Here, unlike Schosek and Figueroa, the alleged breach of duty involved failing to prevent third parties from simultaneously pouring boiling oil from a turkey fryer and water from a hose into the storm drain. In such a situation, defendants would only be liable where they had the opportunity to control the third parties and were reasonably aware of a need to intervene. An example of such a case, cited by plaintiffs, is Lasek v. Miller (306 A.D.2d 835 [2003] ). In Lasek, the infant plaintiff was injured when she was playing on a trampoline with three other children. The trampoline was owned by the defendants and it contained a clear warning that it was to be used by one person at a time. The Fourth Department held that there was a triable issue of fact as to the landowners' liability, based upon their knowledge of the unsafe use of the trampoline, and a reasonable opportunity to prevent or control it.
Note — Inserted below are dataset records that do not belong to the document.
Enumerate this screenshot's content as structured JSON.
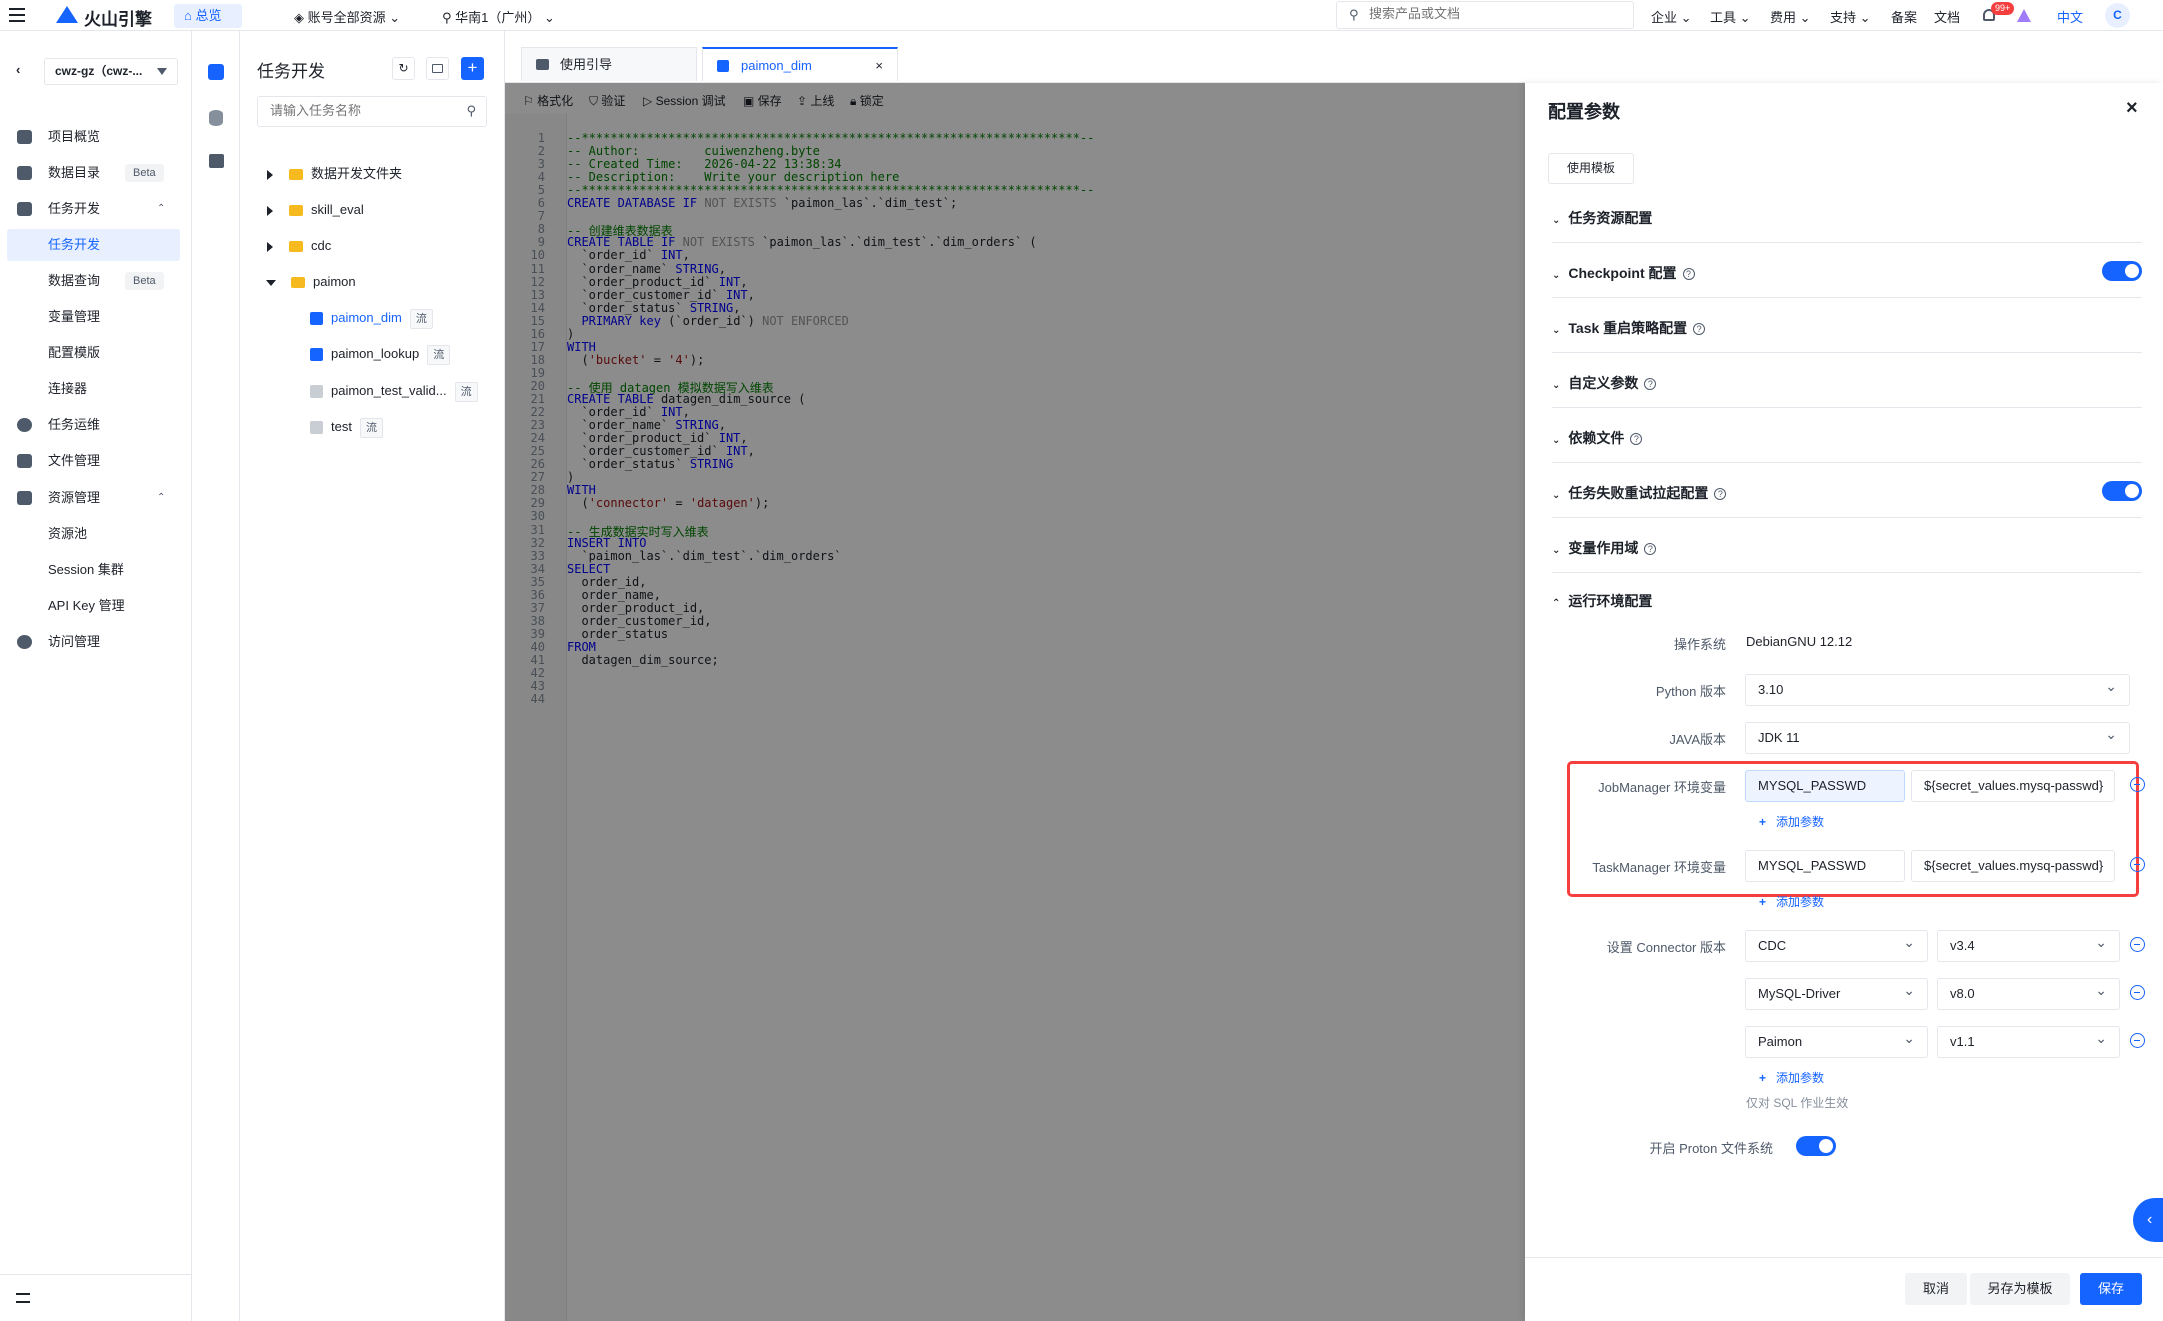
{
  "topbar": {
    "brand": "火山引擎",
    "home": "总览",
    "account": "账号全部资源",
    "region": "华南1（广州）",
    "search_placeholder": "搜索产品或文档",
    "menus": [
      "企业",
      "工具",
      "费用",
      "支持",
      "备案",
      "文档"
    ],
    "notify_count": "99+",
    "lang": "中文",
    "avatar": "C"
  },
  "leftnav": {
    "project": "cwz-gz（cwz-...",
    "items": [
      {
        "label": "项目概览"
      },
      {
        "label": "数据目录",
        "badge": "Beta"
      },
      {
        "label": "任务开发"
      },
      {
        "label": "任务开发"
      },
      {
        "label": "数据查询",
        "badge": "Beta"
      },
      {
        "label": "变量管理"
      },
      {
        "label": "配置模版"
      },
      {
        "label": "连接器"
      },
      {
        "label": "任务运维"
      },
      {
        "label": "文件管理"
      },
      {
        "label": "资源管理"
      },
      {
        "label": "资源池"
      },
      {
        "label": "Session 集群"
      },
      {
        "label": "API Key 管理"
      },
      {
        "label": "访问管理"
      }
    ]
  },
  "tree": {
    "title": "任务开发",
    "search_placeholder": "请输入任务名称",
    "folders": [
      "数据开发文件夹",
      "skill_eval",
      "cdc",
      "paimon"
    ],
    "files": [
      {
        "name": "paimon_dim",
        "tag": "流"
      },
      {
        "name": "paimon_lookup",
        "tag": "流"
      },
      {
        "name": "paimon_test_valid...",
        "tag": "流"
      },
      {
        "name": "test",
        "tag": "流"
      }
    ]
  },
  "editor": {
    "tabs": [
      "使用引导",
      "paimon_dim"
    ],
    "toolbar": [
      "格式化",
      "验证",
      "Session 调试",
      "保存",
      "上线",
      "锁定"
    ],
    "lines": [
      "--*********************************************************************--",
      "-- Author:         cuiwenzheng.byte",
      "-- Created Time:   2026-04-22 13:38:34",
      "-- Description:    Write your description here",
      "--*********************************************************************--",
      "CREATE DATABASE IF NOT EXISTS `paimon_las`.`dim_test`;",
      "",
      "-- 创建维表数据表",
      "CREATE TABLE IF NOT EXISTS `paimon_las`.`dim_test`.`dim_orders` (",
      "  `order_id` INT,",
      "  `order_name` STRING,",
      "  `order_product_id` INT,",
      "  `order_customer_id` INT,",
      "  `order_status` STRING,",
      "  PRIMARY key (`order_id`) NOT ENFORCED",
      ")",
      "WITH",
      "  ('bucket' = '4');",
      "",
      "-- 使用 datagen 模拟数据写入维表",
      "CREATE TABLE datagen_dim_source (",
      "  `order_id` INT,",
      "  `order_name` STRING,",
      "  `order_product_id` INT,",
      "  `order_customer_id` INT,",
      "  `order_status` STRING",
      ")",
      "WITH",
      "  ('connector' = 'datagen');",
      "",
      "-- 生成数据实时写入维表",
      "INSERT INTO",
      "  `paimon_las`.`dim_test`.`dim_orders`",
      "SELECT",
      "  order_id,",
      "  order_name,",
      "  order_product_id,",
      "  order_customer_id,",
      "  order_status",
      "FROM",
      "  datagen_dim_source;",
      "",
      "",
      ""
    ]
  },
  "drawer": {
    "title": "配置参数",
    "use_template": "使用模板",
    "sections": [
      {
        "label": "任务资源配置",
        "help": false,
        "toggle": false
      },
      {
        "label": "Checkpoint 配置",
        "help": true,
        "toggle": true
      },
      {
        "label": "Task 重启策略配置",
        "help": true,
        "toggle": false
      },
      {
        "label": "自定义参数",
        "help": true,
        "toggle": false
      },
      {
        "label": "依赖文件",
        "help": true,
        "toggle": false
      },
      {
        "label": "任务失败重试拉起配置",
        "help": true,
        "toggle": true
      },
      {
        "label": "变量作用域",
        "help": true,
        "toggle": false
      }
    ],
    "runtime_title": "运行环境配置",
    "os_label": "操作系统",
    "os_value": "DebianGNU 12.12",
    "python_label": "Python 版本",
    "python_value": "3.10",
    "java_label": "JAVA版本",
    "java_value": "JDK 11",
    "jm_label": "JobManager 环境变量",
    "jm_key": "MYSQL_PASSWD",
    "jm_value": "${secret_values.mysq-passwd}",
    "tm_label": "TaskManager 环境变量",
    "tm_key": "MYSQL_PASSWD",
    "tm_value": "${secret_values.mysq-passwd}",
    "add_param": "添加参数",
    "connector_label": "设置 Connector 版本",
    "connectors": [
      {
        "name": "CDC",
        "version": "v3.4"
      },
      {
        "name": "MySQL-Driver",
        "version": "v8.0"
      },
      {
        "name": "Paimon",
        "version": "v1.1"
      }
    ],
    "sql_only_note": "仅对 SQL 作业生效",
    "proton_label": "开启 Proton 文件系统",
    "cancel": "取消",
    "save_as_template": "另存为模板",
    "save": "保存",
    "highlight_color": "#f53f3f"
  }
}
Similarly, in White v. Diaz (49 A.D.3d 134 [2008] ), cited by the majority, we affirmed the denial of a motion for summary judgment made by the driver and owner of a van which was rear ended while double parked on a city street. We concluded that a third party's rear-end collision with the van was a reasonably foreseeable consequence of double parking, even for five minutes, on a busy city street.

Here, by contrast to Lasek and White, a steam explosion was not a foreseeable consequence of these defendants' acts in allowing the hosts to have a barbeque, with a turkey fryer, on their property. Defendants did not own the turkey fryer, they did not operate it at any time during the barbeque, and there is no evidence, other than speculation by one of a number of attendees at the party, that anyone connected with defendants was near the storm drain where the accident occurred, that defendants left running water from a hose in close proximity to the turkey fryer, or that they had an opportunity to stop the parties who were pouring the oil into the storm drain.

Accordingly, I would affirm the motion court's determination to grant defendants' motion for summary judgment dismissing the complaint.


All concur except GONZALEZ, P.J. who dissents in an Opinion.